In a study published last year, the French Institute for Demographic Studies said an estimated 62,000 women in France are victims of at least one rape or attempted rape each year. Additionally, the study said that around 580,000 women are victims of sexual violence every year in France.
“Authorities need to extend this ongoing cultural debate through information, prevention and education campaigns," Debauche said. “Otherwise it might be short-lived.”
Catcallers to be fined?
The massive wave of sexual harassment and assault stories in France is having political and legal repercussions, too.
French President Emmanuel Macron said during a television interview last month that he had begun the procedure to strip Harvey Weinstein of France’s highest award, the Legion of Honor. “His actions lack honor,” Macron said.
The ongoing debate in France amid the Weinstein scandal might also lead to changes in the law.
Marlène Schiappa, France’s minister for gender equality, wants to fine men for catcalling women in public.
A task force of legal professionals, policemen and politicians are working to define street harassment. The proposed law is expected to be presented next year.
“The creation of a legal framework to denounce street harassment is a victory for us,” Ludwig said.

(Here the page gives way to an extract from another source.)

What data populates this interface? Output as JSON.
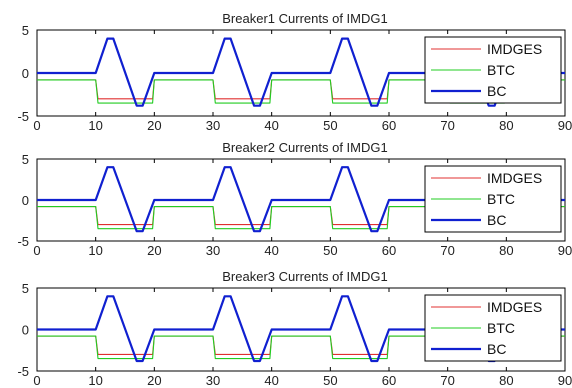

But she believes that the new law will be very hard to enforce. “Sexual harassers will have to be caught 'in the act' by police officers in order to be fined,” she said. “Is the government planning to put a police officer behind every woman on the streets of France?”
Schiappa admitted in a newspaper interview that “we know that policemen won’t be able to fine every acts of street harassment.”
“Street harassment is a cultural fight,” Schiappa said. “This law will open a public debate and change attitudes.”
The question of France's child sex laws is also on the table, after two recent separate controversial cases where men were acquitted of raping two 11-year-old girls because authorities could not prove coercion.
A minimum age of sexual consent does not currently exist in France, and the French government is now drafting a bill to say that sex with children under a certain age is by definition coercive.
France's justice minister received criticism after suggesting in a radio interview Monday that 13 could be the age of consent.
Establishing a legal age of consent is part of pending bill that will be presented next year to address sexual violence and harassment in France.